Rhamnous, photo: E. Harris
Abstract: In Aristophanes’ Acharnians (33-36), Dikaiopolis expresses his nostalgia for the good old days in the Attic countryside when no one ever used the word ‘buy’ and the land produced everything he needed. This passage has been used by several scholars as evidence that the market played only a peripheral role in the lives of Greek farmers. This assumption has also led scholars like Möller and Osborne to assert that there is no evidence for markets outside Athens, the Piraeus and Laurion. This paper will draw on recent work in the Attic countryside to study several rural markets neglected by these scholars and to show how local roads and harbours linked these markets to farmsteads and to places outside Attica. There is epigraphic evidence for markets at Besa, Deceleia, Erchia, and Sounion.
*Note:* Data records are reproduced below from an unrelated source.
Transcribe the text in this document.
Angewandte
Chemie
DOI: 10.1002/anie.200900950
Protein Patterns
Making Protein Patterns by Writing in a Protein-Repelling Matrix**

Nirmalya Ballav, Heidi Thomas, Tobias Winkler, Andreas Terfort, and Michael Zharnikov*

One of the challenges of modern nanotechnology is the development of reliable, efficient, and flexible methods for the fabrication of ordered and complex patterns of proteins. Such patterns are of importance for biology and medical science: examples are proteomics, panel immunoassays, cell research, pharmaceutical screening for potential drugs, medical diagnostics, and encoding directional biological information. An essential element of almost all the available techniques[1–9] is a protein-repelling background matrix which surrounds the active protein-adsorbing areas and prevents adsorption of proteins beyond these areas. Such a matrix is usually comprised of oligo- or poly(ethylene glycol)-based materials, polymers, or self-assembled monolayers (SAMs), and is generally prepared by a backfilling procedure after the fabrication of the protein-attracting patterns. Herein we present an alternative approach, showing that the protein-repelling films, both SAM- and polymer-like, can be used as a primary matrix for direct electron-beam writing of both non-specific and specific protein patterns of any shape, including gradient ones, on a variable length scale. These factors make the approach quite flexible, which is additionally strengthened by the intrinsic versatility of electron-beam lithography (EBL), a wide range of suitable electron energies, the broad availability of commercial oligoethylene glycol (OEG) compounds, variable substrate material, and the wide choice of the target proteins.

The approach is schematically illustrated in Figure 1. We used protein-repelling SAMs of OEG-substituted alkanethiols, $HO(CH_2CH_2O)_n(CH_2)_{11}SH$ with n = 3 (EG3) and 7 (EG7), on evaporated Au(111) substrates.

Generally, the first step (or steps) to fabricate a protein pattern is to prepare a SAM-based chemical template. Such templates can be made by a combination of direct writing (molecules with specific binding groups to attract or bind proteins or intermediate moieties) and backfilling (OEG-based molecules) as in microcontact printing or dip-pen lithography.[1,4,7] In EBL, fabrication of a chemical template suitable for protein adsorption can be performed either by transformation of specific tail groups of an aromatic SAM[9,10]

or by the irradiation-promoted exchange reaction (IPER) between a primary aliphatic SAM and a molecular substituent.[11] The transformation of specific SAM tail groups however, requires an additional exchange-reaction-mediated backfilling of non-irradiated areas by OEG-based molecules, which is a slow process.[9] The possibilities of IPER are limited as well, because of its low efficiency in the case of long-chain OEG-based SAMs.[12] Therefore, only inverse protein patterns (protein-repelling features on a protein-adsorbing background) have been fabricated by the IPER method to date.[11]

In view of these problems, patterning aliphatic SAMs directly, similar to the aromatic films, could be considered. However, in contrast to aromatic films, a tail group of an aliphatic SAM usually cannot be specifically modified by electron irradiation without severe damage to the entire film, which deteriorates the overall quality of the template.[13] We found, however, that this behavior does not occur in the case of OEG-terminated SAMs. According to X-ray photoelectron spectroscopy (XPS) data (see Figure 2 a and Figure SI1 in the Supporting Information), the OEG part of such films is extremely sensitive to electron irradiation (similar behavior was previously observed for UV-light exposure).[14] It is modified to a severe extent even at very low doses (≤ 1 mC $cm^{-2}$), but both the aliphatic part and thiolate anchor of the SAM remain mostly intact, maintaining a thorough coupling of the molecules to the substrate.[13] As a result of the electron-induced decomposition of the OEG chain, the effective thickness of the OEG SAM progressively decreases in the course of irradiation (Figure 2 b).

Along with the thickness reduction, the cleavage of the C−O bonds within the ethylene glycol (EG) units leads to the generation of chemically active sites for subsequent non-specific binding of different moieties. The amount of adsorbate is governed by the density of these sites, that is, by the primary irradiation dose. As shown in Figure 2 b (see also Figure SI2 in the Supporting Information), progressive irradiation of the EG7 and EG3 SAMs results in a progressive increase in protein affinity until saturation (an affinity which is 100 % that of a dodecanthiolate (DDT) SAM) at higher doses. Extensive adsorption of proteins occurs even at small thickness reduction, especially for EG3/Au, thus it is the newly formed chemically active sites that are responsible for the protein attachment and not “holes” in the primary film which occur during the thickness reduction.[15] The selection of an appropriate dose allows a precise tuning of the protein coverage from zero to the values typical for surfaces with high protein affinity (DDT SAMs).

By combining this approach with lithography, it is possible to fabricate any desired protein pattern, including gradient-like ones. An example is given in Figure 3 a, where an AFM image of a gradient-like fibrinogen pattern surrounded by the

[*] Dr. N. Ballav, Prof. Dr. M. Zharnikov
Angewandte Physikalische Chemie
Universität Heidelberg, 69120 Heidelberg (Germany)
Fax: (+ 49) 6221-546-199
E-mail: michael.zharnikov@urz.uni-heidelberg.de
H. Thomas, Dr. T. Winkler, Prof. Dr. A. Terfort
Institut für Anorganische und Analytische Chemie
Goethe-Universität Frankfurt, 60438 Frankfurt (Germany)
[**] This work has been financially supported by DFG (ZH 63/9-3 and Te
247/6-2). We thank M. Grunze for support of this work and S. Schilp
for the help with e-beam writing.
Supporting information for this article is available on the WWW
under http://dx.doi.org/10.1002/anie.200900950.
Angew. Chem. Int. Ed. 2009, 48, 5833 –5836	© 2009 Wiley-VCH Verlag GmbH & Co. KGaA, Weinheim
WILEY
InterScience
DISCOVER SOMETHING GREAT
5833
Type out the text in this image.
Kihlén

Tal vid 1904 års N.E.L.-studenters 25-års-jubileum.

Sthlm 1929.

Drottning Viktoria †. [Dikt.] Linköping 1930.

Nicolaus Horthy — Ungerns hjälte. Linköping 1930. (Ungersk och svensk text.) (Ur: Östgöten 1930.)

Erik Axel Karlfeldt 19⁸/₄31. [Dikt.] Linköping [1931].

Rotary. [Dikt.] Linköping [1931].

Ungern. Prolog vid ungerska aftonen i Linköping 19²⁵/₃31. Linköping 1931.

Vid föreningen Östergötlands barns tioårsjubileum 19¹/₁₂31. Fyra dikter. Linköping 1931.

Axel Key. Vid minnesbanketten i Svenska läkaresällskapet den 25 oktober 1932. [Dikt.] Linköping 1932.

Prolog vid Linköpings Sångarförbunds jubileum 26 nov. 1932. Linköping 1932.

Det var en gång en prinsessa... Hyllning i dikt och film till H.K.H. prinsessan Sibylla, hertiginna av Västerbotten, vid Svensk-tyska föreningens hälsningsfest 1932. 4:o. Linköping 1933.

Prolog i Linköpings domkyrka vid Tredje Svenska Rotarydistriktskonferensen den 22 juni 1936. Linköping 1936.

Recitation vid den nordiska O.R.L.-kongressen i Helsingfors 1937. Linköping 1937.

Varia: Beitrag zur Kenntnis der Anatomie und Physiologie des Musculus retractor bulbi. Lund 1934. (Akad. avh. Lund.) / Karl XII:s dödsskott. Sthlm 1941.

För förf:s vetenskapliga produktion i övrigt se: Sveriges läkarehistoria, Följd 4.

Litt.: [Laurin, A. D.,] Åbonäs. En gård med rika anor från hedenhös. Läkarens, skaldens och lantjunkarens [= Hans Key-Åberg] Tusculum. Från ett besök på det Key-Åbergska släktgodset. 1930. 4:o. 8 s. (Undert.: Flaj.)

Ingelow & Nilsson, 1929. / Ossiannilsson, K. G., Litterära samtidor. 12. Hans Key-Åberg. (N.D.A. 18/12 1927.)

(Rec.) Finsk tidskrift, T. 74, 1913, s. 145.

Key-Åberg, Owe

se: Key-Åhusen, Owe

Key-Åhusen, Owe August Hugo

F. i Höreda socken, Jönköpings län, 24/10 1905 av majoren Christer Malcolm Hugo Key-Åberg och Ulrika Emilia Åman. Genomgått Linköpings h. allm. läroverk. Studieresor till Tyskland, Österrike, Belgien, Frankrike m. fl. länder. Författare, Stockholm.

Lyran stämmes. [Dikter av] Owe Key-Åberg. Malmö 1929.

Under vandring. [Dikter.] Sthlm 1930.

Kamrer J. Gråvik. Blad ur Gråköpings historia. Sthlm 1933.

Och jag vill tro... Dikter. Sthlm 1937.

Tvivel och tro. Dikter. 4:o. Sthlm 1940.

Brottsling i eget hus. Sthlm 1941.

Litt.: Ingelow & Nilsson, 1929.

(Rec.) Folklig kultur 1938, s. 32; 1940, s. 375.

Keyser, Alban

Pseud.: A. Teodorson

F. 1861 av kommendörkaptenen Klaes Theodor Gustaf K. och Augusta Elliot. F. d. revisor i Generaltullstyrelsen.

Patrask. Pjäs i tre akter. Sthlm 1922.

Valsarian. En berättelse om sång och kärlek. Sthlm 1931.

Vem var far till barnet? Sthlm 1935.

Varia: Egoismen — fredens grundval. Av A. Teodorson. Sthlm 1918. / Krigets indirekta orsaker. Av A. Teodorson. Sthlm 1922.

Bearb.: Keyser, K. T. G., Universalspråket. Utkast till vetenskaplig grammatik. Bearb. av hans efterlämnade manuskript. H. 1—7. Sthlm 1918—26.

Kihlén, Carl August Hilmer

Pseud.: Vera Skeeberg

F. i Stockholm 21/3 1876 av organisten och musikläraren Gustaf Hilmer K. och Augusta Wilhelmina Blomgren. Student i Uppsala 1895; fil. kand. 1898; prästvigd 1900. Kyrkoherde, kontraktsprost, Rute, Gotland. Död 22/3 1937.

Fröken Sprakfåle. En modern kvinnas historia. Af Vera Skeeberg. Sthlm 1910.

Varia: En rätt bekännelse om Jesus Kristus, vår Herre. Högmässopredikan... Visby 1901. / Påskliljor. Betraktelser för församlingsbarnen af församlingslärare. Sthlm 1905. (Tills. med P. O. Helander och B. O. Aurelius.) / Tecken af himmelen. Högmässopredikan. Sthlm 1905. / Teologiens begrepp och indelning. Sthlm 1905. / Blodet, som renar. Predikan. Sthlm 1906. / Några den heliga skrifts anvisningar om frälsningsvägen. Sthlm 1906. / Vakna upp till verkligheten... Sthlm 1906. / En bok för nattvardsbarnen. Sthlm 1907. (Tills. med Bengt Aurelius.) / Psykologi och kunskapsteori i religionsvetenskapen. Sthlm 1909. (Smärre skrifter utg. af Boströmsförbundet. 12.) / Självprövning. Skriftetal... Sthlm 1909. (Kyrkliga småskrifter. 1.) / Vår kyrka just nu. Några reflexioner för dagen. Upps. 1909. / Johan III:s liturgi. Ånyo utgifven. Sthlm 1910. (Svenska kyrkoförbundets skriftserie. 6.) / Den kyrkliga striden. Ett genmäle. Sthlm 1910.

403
In a recent study Kakvogianni and Anetakis have examined the archaeological evidence for markets at Myrrhinous, Steiria and Thorikos, and Salliora-Oikonomakou collects the evidence for a market at Pasalimani north of Sounion. Preliminary excavations have revealed a market at Halai Aixonides. Inscriptions discovered at Rhamnous indicate the presence of an agora and workshops, and excavations have uncovered several possible locations. Aeschines also mentions an agora on Salamis. All this evidence show that Attic farmers did not pursue a strategy of self-sufficiency.
Bio: Edward Harris is Emeritus Professor of Ancient History at Durham University. He has published extensively about the political and legal institutions and economy of Ancient Greece.